JURANVILLE, 2010, ICFH

CRITIQUE, Vérité, Pouvoir, Individu, FOUCAULT

Foucault, initialement proche de l’École de Francfort et de sa critique de l’idéologie dominante, a formulé trois objections : cette critique repose sur une théorie mal fondée de la représentation, suppose une opposition binaire entre vrai et faux, et ignore les mécanismes d’assujettissement, notamment dans les régimes totalitaires où le discours scientifique peut devenir oppressif. Il passe alors de la critique de l’idéologie à la notion de savoir-pouvoir, où le savoir exerce un pouvoir via des pratiques constitutives et des techniques de domination. Ensuite, Foucault introduit les « régimes de véridiction », actes par lesquels une nouvelle vérité émerge, instaurant un nouveau savoir et un nouveau pouvoir, soit un nouveau gouvernement des hommes. Plutôt que de critiquer la rationalité européenne, il propose une critique visant à analyser les conditions et effets de ces régimes véridictionnels, pour promouvoir le « désassujettissement » et une forme d'autonomie individuelle face aux pouvoirs oppressifs. Cette critique, enracinée dans la spiritualité chrétienne et la pastorale, s’inspire de Kant (« Qu’est-ce que les Lumières ? ») et du thème de la sortie de l’homme de sa minorité. Elle se manifeste comme un art de « ne pas être tellement gouverné », une attitude de questionnement des pouvoirs abusifs, visant un salut collectif par la parole vraie (parrhèsia) et la reconnaissance de l’individu véritable.


"« La philosophie comme ascèse, la philosophie comme critique, la philosophie comme extériorité rétive à la politique, c’est le mode d’être de la philosophie moderne.
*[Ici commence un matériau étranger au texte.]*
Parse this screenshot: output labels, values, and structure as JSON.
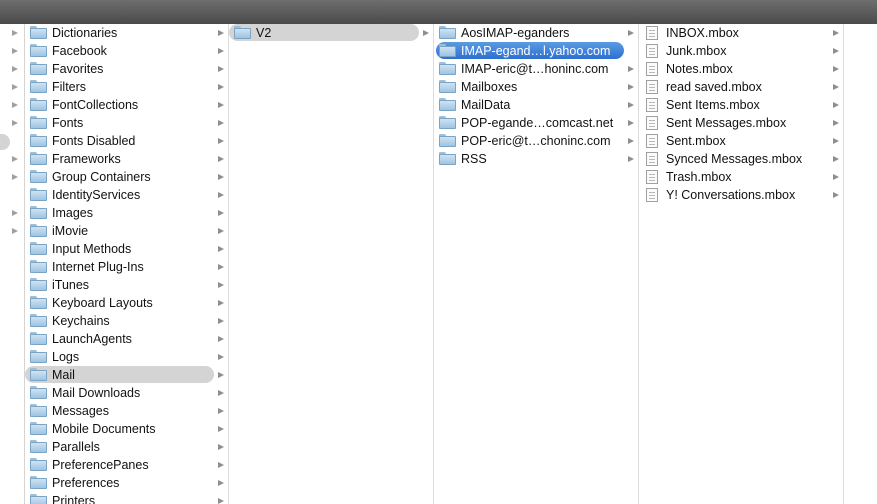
{
  "column1": {
    "items": [
      {
        "label": "Dictionaries",
        "has_children": true
      },
      {
        "label": "Facebook",
        "has_children": true
      },
      {
        "label": "Favorites",
        "has_children": true
      },
      {
        "label": "Filters",
        "has_children": true
      },
      {
        "label": "FontCollections",
        "has_children": true
      },
      {
        "label": "Fonts",
        "has_children": true
      },
      {
        "label": "Fonts Disabled",
        "has_children": true
      },
      {
        "label": "Frameworks",
        "has_children": true
      },
      {
        "label": "Group Containers",
        "has_children": true
      },
      {
        "label": "IdentityServices",
        "has_children": true
      },
      {
        "label": "Images",
        "has_children": true
      },
      {
        "label": "iMovie",
        "has_children": true
      },
      {
        "label": "Input Methods",
        "has_children": true
      },
      {
        "label": "Internet Plug-Ins",
        "has_children": true
      },
      {
        "label": "iTunes",
        "has_children": true
      },
      {
        "label": "Keyboard Layouts",
        "has_children": true
      },
      {
        "label": "Keychains",
        "has_children": true
      },
      {
        "label": "LaunchAgents",
        "has_children": true
      },
      {
        "label": "Logs",
        "has_children": true
      },
      {
        "label": "Mail",
        "has_children": true,
        "selected": "grey"
      },
      {
        "label": "Mail Downloads",
        "has_children": true
      },
      {
        "label": "Messages",
        "has_children": true
      },
      {
        "label": "Mobile Documents",
        "has_children": true
      },
      {
        "label": "Parallels",
        "has_children": true
      },
      {
        "label": "PreferencePanes",
        "has_children": true
      },
      {
        "label": "Preferences",
        "has_children": true
      },
      {
        "label": "Printers",
        "has_children": true
      }
    ]
  },
  "column2": {
    "items": [
      {
        "label": "V2",
        "has_children": true,
        "selected": "grey"
      }
    ]
  },
  "column3": {
    "items": [
      {
        "label": "AosIMAP-eganders",
        "has_children": true
      },
      {
        "label": "IMAP-egand…l.yahoo.com",
        "has_children": true,
        "selected": "blue"
      },
      {
        "label": "IMAP-eric@t…honinc.com",
        "has_children": true
      },
      {
        "label": "Mailboxes",
        "has_children": true
      },
      {
        "label": "MailData",
        "has_children": true
      },
      {
        "label": "POP-egande…comcast.net",
        "has_children": true
      },
      {
        "label": "POP-eric@t…choninc.com",
        "has_children": true
      },
      {
        "label": "RSS",
        "has_children": true
      }
    ]
  },
  "column4": {
    "items": [
      {
        "label": "INBOX.mbox",
        "has_children": true
      },
      {
        "label": "Junk.mbox",
        "has_children": true
      },
      {
        "label": "Notes.mbox",
        "has_children": true
      },
      {
        "label": "read saved.mbox",
        "has_children": true
      },
      {
        "label": "Sent Items.mbox",
        "has_children": true
      },
      {
        "label": "Sent Messages.mbox",
        "has_children": true
      },
      {
        "label": "Sent.mbox",
        "has_children": true
      },
      {
        "label": "Synced Messages.mbox",
        "has_children": true
      },
      {
        "label": "Trash.mbox",
        "has_children": true
      },
      {
        "label": "Y! Conversations.mbox",
        "has_children": true
      }
    ]
  },
  "colors": {
    "selection_blue": "#3a7ed8",
    "selection_grey": "#d4d4d4",
    "titlebar": "#5a5a5a"
  },
  "icons": {
    "folder": "folder-icon",
    "mbox": "mbox-package-icon",
    "disclosure": "chevron-right-icon"
  }
}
C’était, en tout cas, le mode d’être de la philosophie ancienne » (Foucault). La philosophie est bien une visée – et une affirmation – du savoir vrai, absolument rationnel, portant avant tout sur l’homme en tant qu’il peut devenir individu véritable, par les autres et avec les autres, par la parole pleine et vraie de l’un (parrhèsia) tournée vers la parole pleine et vraie de l’autre – et il n’y a pas de souci de soi sans cette fonction critique."
JURANVILLE, HUCM, 2017

DISCOURS, Pouvoir, Démocratie, Individu

L'ensemble des discours, en tant qu'ils sont reconnus dans leur vérité propre, forme le système de la démocratie parlementaire, et l'on y retrouve des correspondances avec les trois pouvoirs étatiques. Ainsi le discours magistral est celui que tient le pouvoir exécutif, chargé de faire appliquer la loi, au besoin par la force. C'est le premier discours en tant qu'il ordonne et le pouvoir primordial en tant qu'il s'impose. Le discours philosophico-clérical, de son côté, est tenu par le pouvoir législatif, qui élabore et vote les lois, dans le dialogue. Enfin le discours populaire correspond au pouvoir judiciaire, lequel vérifie que la loi a bien été appliquée et corrige en ce sens les situations d'injustice. Quant au discours psychanalytico-individuel, il ne détient évidemment aucun pouvoir, mais il ouvre à chacun la possibilité de prétendre exercer l'un des trois pouvoirs existant et de s'exprimer, en responsabilité, au nom de la volonté générale.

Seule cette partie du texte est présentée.